Micromodules against microplastic pollution
Fig. 1: Micro-module with integrated nonlinear crystal and reference interferometer arm.
Fig. 2: Signal photon spectrum with visible oscillations introduced by quantum interference.
Microplastic particles are increasingly coming to public awareness as a potential risk to animal and human health. These particles are found in various forms and originate from numerous sources. The term “microplastic” itself refers to a wide range of polymers that vary in shape and size. Hence, current efforts to qualify and quantify microplastics require massive efforts in collecting samples before analysis through standard methods is possible. Typically, such plastic particles are analyzed in a spectral region above 3 µm in wavelength, necessitating costly equipment that often has relatively low performance. To address these challenges in detecting microplastics, the Ferdinand-Braun-Institut has explored a new approach.
To the best of our knowledge, we have successfully manufactured the world’s first micro-integrated quantum interferometer module suitable for mobile detection of microplastics (Fig. 1). This compact module, with a footprint of only 98 x 75 mm², combines a nonlinear crystal and a Michelson interferometer for Spontaneous Parametric Down Conversion (SPDC). By analyzing “undetected photons,” the introduced micromodule enables probing in the MIR spectral range while requiring only NIR radiation analysis with standard and compact equipment.

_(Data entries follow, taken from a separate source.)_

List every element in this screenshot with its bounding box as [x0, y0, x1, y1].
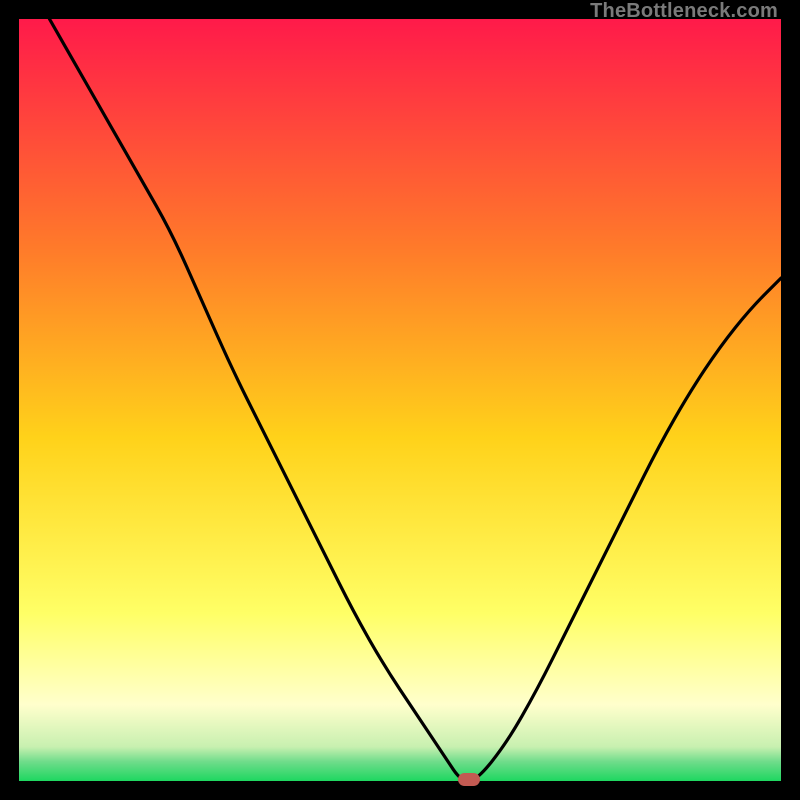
- plot-area: [19, 19, 781, 781]
- bottleneck-curve: [19, 19, 781, 781]
- chart-container: TheBottleneck.com: [0, 0, 800, 800]
- watermark-text: TheBottleneck.com: [590, 0, 778, 23]
- optimal-marker: [458, 773, 480, 786]
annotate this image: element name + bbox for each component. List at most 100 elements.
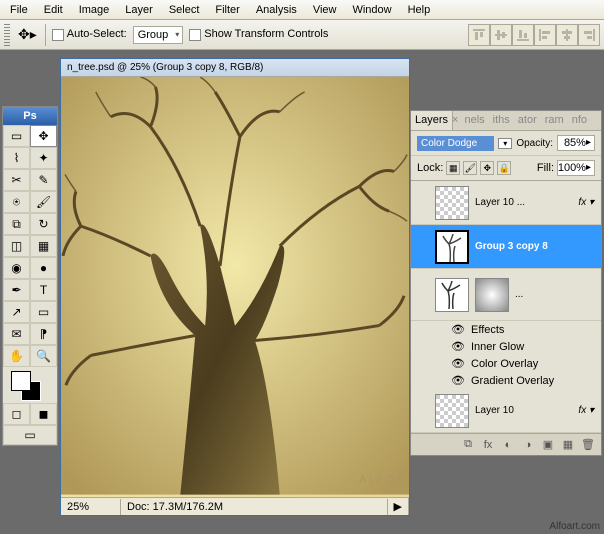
doc-size[interactable]: Doc: 17.3M/176.2M <box>121 499 388 515</box>
canvas[interactable]: ALFOA <box>61 77 409 497</box>
visibility-icon[interactable]: 👁 <box>451 357 465 370</box>
tab-navigator[interactable]: ator <box>514 111 541 130</box>
tab-layers[interactable]: Layers <box>411 111 453 130</box>
align-bottom-icon[interactable] <box>512 24 534 46</box>
auto-select-checkbox[interactable]: Auto-Select: <box>52 28 127 40</box>
layer-style-icon[interactable]: fx <box>479 437 497 453</box>
brush-tool[interactable]: 🖌 <box>30 191 57 213</box>
menu-filter[interactable]: Filter <box>207 1 247 19</box>
layer-name[interactable]: ... <box>515 289 597 300</box>
menu-view[interactable]: View <box>305 1 345 19</box>
layer-row[interactable]: ... <box>411 269 601 321</box>
new-group-icon[interactable]: ▣ <box>539 437 557 453</box>
toolbox[interactable]: Ps ▭ ✥ ⌇ ✦ ✂ ✎ ⍟ 🖌 ⧉ ↻ ◫ ▦ ◉ ● ✒ T ↗ ▭ ✉… <box>2 106 58 446</box>
menu-analysis[interactable]: Analysis <box>248 1 305 19</box>
opacity-input[interactable]: 85% ▸ <box>557 135 595 151</box>
hand-tool[interactable]: ✋ <box>3 345 30 367</box>
effect-item[interactable]: Inner Glow <box>471 341 524 353</box>
menu-window[interactable]: Window <box>344 1 399 19</box>
history-brush-tool[interactable]: ↻ <box>30 213 57 235</box>
visibility-icon[interactable]: 👁 <box>451 340 465 353</box>
effect-item[interactable]: Gradient Overlay <box>471 375 554 387</box>
status-arrow-icon[interactable]: ▶ <box>388 498 409 515</box>
visibility-icon[interactable]: 👁 <box>451 374 465 387</box>
gradient-tool[interactable]: ▦ <box>30 235 57 257</box>
eyedropper-tool[interactable]: ⁋ <box>30 323 57 345</box>
shape-tool[interactable]: ▭ <box>30 301 57 323</box>
blur-tool[interactable]: ◉ <box>3 257 30 279</box>
slice-tool[interactable]: ✎ <box>30 169 57 191</box>
visibility-icon[interactable]: 👁 <box>451 323 465 336</box>
color-swatches[interactable] <box>3 367 57 403</box>
menu-image[interactable]: Image <box>71 1 118 19</box>
grip-icon[interactable] <box>4 24 10 46</box>
fill-input[interactable]: 100% ▸ <box>557 160 595 176</box>
zoom-level[interactable]: 25% <box>61 499 121 515</box>
show-transform-checkbox[interactable]: Show Transform Controls <box>189 28 328 40</box>
healing-tool[interactable]: ⍟ <box>3 191 30 213</box>
tab-info[interactable]: nfo <box>568 111 591 130</box>
marquee-tool[interactable]: ▭ <box>3 125 30 147</box>
layer-row[interactable]: Layer 10 ... fx ▾ <box>411 181 601 225</box>
layer-row-selected[interactable]: Group 3 copy 8 <box>411 225 601 269</box>
align-right-icon[interactable] <box>578 24 600 46</box>
tab-close-icon[interactable]: × <box>450 111 460 130</box>
align-left-icon[interactable] <box>534 24 556 46</box>
pen-tool[interactable]: ✒ <box>3 279 30 301</box>
eraser-tool[interactable]: ◫ <box>3 235 30 257</box>
menu-select[interactable]: Select <box>161 1 208 19</box>
lock-transparency-icon[interactable]: ▦ <box>446 161 460 175</box>
align-top-icon[interactable] <box>468 24 490 46</box>
layer-name[interactable]: Layer 10 ... <box>475 197 569 208</box>
foreground-color-swatch[interactable] <box>11 371 31 391</box>
chevron-down-icon[interactable]: ▾ <box>498 138 512 149</box>
effect-item[interactable]: Color Overlay <box>471 358 538 370</box>
notes-tool[interactable]: ✉ <box>3 323 30 345</box>
adjustment-layer-icon[interactable]: ◑ <box>519 437 537 453</box>
move-tool-icon[interactable]: ✥▸ <box>16 24 39 45</box>
effects-label[interactable]: Effects <box>471 324 504 336</box>
layer-thumbnail[interactable] <box>435 230 469 264</box>
tab-paths[interactable]: iths <box>489 111 514 130</box>
lock-image-icon[interactable]: 🖌 <box>463 161 477 175</box>
link-layers-icon[interactable]: ⧉ <box>459 437 477 453</box>
new-layer-icon[interactable]: ▦ <box>559 437 577 453</box>
dodge-tool[interactable]: ● <box>30 257 57 279</box>
delete-layer-icon[interactable]: 🗑 <box>579 437 597 453</box>
wand-tool[interactable]: ✦ <box>30 147 57 169</box>
quickmask-mode-icon[interactable]: ◼ <box>30 403 57 425</box>
layer-thumbnail[interactable] <box>435 394 469 428</box>
standard-mode-icon[interactable]: ◻ <box>3 403 30 425</box>
layer-mask-thumbnail[interactable] <box>475 278 509 312</box>
zoom-tool[interactable]: 🔍 <box>30 345 57 367</box>
menu-file[interactable]: File <box>2 1 36 19</box>
menu-help[interactable]: Help <box>400 1 439 19</box>
lock-all-icon[interactable]: 🔒 <box>497 161 511 175</box>
layer-row[interactable]: Layer 10 fx ▾ <box>411 389 601 433</box>
menu-edit[interactable]: Edit <box>36 1 71 19</box>
tab-channels[interactable]: nels <box>460 111 488 130</box>
blend-mode-dropdown[interactable]: Color Dodge <box>417 136 494 151</box>
layer-thumbnail[interactable] <box>435 186 469 220</box>
align-vcenter-icon[interactable] <box>490 24 512 46</box>
crop-tool[interactable]: ✂ <box>3 169 30 191</box>
layer-name[interactable]: Group 3 copy 8 <box>475 241 597 252</box>
document-title[interactable]: n_tree.psd @ 25% (Group 3 copy 8, RGB/8) <box>61 59 409 77</box>
tab-histogram[interactable]: ram <box>541 111 568 130</box>
lock-position-icon[interactable]: ✥ <box>480 161 494 175</box>
align-hcenter-icon[interactable] <box>556 24 578 46</box>
fx-badge-icon[interactable]: fx ▾ <box>575 197 597 208</box>
move-tool[interactable]: ✥ <box>30 125 57 147</box>
path-tool[interactable]: ↗ <box>3 301 30 323</box>
lasso-tool[interactable]: ⌇ <box>3 147 30 169</box>
fx-badge-icon[interactable]: fx ▾ <box>575 405 597 416</box>
stamp-tool[interactable]: ⧉ <box>3 213 30 235</box>
layer-thumbnail[interactable] <box>435 278 469 312</box>
menu-layer[interactable]: Layer <box>117 1 161 19</box>
layer-name[interactable]: Layer 10 <box>475 405 569 416</box>
layer-mask-icon[interactable]: ◐ <box>499 437 517 453</box>
screen-mode-icon[interactable]: ▭ <box>3 425 57 445</box>
auto-select-dropdown[interactable]: Group <box>133 26 184 44</box>
type-tool[interactable]: T <box>30 279 57 301</box>
layers-panel[interactable]: Layers × nels iths ator ram nfo Color Do… <box>410 110 602 456</box>
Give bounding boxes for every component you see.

Quantum interference, the enabling effect of this technological approach, has been demonstrated with a visibility greater than 30 % (Fig. 2). Simultaneously, SPDC photon pairs were generated with an efficiency of > 109 / W of pump power. Driven by 720 nm pump radiation, photon pairs at spectral ranges of λs ≈ 890 – 930 nm and λi ≈ 3.2 – 3.6 µm for signal and idler have been generated.
The results obtained with this module allow for further field testing to qualify and quantify microplastics in aqueous solutions, such as sewage water. With its innovative design and effective approach, this technology has the potential to improve the accessibility and performance of microplastic detection with unparalleled efficiency, addressing significant environmental and health concerns.
This work is sponsored by the German Federal Ministry of Education and Research (BMBF) within the project “Sim-QPla” (FKZ 13N15943).